Falta de testes e desinformação governamental impedem o país de ter uma real dimensão do tamanho da pandemia neste início de 2022
Por José Eustáquio Diniz Alves, compartilhado de Projeto Colabora
No Complexo do Alemão, no Rio de Janeiro, crianças, jovens e adultos fazem teste para detectar a presença do vírus (Foto Fabio Teixeira/Anadolu Agency)
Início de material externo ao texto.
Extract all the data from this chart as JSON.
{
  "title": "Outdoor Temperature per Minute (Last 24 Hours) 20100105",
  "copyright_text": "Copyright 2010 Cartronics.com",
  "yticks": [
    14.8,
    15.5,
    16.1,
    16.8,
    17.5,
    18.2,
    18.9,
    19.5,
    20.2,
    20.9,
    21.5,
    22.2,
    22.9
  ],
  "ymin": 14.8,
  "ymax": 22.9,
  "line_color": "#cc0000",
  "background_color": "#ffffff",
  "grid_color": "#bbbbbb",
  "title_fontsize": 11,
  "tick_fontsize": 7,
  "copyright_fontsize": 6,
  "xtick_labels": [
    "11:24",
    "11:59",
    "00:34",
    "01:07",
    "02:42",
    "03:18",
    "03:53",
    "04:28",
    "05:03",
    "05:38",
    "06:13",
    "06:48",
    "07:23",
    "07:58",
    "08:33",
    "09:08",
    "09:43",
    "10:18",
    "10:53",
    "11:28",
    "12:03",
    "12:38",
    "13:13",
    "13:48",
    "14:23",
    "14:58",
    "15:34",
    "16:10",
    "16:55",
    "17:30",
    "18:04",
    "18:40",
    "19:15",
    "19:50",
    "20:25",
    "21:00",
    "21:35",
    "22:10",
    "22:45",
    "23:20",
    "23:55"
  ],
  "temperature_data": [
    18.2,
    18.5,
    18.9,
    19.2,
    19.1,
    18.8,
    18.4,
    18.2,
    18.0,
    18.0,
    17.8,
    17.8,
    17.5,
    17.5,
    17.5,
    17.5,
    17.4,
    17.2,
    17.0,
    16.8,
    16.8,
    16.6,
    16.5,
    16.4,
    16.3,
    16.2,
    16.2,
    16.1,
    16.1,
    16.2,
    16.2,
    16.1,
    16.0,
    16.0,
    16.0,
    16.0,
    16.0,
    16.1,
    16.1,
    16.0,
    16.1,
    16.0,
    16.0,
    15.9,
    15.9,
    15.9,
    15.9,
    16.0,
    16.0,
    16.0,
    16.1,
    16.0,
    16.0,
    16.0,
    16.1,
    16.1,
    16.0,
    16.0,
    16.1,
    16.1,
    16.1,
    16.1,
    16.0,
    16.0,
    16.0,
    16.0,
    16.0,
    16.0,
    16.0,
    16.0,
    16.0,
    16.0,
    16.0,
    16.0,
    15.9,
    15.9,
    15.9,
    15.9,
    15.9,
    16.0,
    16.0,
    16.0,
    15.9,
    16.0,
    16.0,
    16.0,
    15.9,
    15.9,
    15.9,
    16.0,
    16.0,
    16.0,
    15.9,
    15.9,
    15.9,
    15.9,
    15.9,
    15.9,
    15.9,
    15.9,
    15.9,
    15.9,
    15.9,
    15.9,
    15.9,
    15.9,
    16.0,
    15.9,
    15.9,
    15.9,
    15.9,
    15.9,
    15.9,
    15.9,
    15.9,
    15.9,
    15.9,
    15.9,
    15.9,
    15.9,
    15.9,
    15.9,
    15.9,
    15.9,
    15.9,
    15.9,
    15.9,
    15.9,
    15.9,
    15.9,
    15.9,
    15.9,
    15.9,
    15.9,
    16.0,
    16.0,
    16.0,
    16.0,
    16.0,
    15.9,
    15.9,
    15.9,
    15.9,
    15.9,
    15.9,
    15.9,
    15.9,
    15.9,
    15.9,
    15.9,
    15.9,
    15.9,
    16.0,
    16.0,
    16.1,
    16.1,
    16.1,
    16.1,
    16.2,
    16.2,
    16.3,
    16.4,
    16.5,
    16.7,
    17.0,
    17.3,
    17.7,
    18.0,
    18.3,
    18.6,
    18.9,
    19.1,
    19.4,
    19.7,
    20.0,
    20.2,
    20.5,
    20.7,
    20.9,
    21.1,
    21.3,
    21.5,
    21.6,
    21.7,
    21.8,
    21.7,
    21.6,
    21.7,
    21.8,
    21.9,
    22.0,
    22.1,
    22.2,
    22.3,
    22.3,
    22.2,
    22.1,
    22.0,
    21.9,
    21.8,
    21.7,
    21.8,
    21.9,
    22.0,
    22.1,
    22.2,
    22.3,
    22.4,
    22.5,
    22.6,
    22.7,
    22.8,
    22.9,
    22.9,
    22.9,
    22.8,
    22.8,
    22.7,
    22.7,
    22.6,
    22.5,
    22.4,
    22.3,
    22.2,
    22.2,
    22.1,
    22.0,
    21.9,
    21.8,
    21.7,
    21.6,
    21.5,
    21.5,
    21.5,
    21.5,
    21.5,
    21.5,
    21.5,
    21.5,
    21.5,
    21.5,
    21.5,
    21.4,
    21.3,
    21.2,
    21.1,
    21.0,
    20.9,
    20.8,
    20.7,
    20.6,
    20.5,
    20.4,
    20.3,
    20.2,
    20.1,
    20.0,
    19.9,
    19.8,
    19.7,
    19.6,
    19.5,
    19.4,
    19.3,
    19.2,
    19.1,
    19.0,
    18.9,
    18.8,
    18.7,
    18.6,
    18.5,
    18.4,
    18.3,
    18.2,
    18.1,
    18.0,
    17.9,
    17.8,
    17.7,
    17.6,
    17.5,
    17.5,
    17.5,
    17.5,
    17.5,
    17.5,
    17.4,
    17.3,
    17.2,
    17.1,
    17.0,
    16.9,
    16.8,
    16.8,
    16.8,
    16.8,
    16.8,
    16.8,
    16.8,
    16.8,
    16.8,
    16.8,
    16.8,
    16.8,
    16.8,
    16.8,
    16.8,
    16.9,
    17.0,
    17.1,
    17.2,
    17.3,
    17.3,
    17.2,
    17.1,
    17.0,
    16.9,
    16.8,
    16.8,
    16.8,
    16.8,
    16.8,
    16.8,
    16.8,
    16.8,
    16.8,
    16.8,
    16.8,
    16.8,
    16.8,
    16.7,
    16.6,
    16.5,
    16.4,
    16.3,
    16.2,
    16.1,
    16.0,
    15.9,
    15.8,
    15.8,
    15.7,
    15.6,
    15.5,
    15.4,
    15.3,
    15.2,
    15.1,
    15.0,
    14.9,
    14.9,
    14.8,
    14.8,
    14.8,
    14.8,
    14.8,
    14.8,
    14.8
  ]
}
Para quem, genuinamente, esperava que o final de 2021 fosse também o começo do fim da pandemia, a nova onda pandêmica de janeiro de 2022 tem sido um duro golpe na esperança de vencer o SARS-CoV-2 e nos sonhos de retorno à normalidade. O número de infectados em 24 horas, no mundo, bateu recordes inimagináveis com os registros superando 4 milhões de casos, no dia 19/01, e com a média móvel de 7 dias ultrapassando a marca de 3 milhões de casos diários. Todas as marcas anteriores foram igualmente superadas no Brasil, com o registro de mais de 200 mil casos no dia 19/01 e uma média móvel de mais de 130 mil casos diários no dia 22/01. O número de óbitos também aumentou no Brasil e no mundo, mas em menor proporção.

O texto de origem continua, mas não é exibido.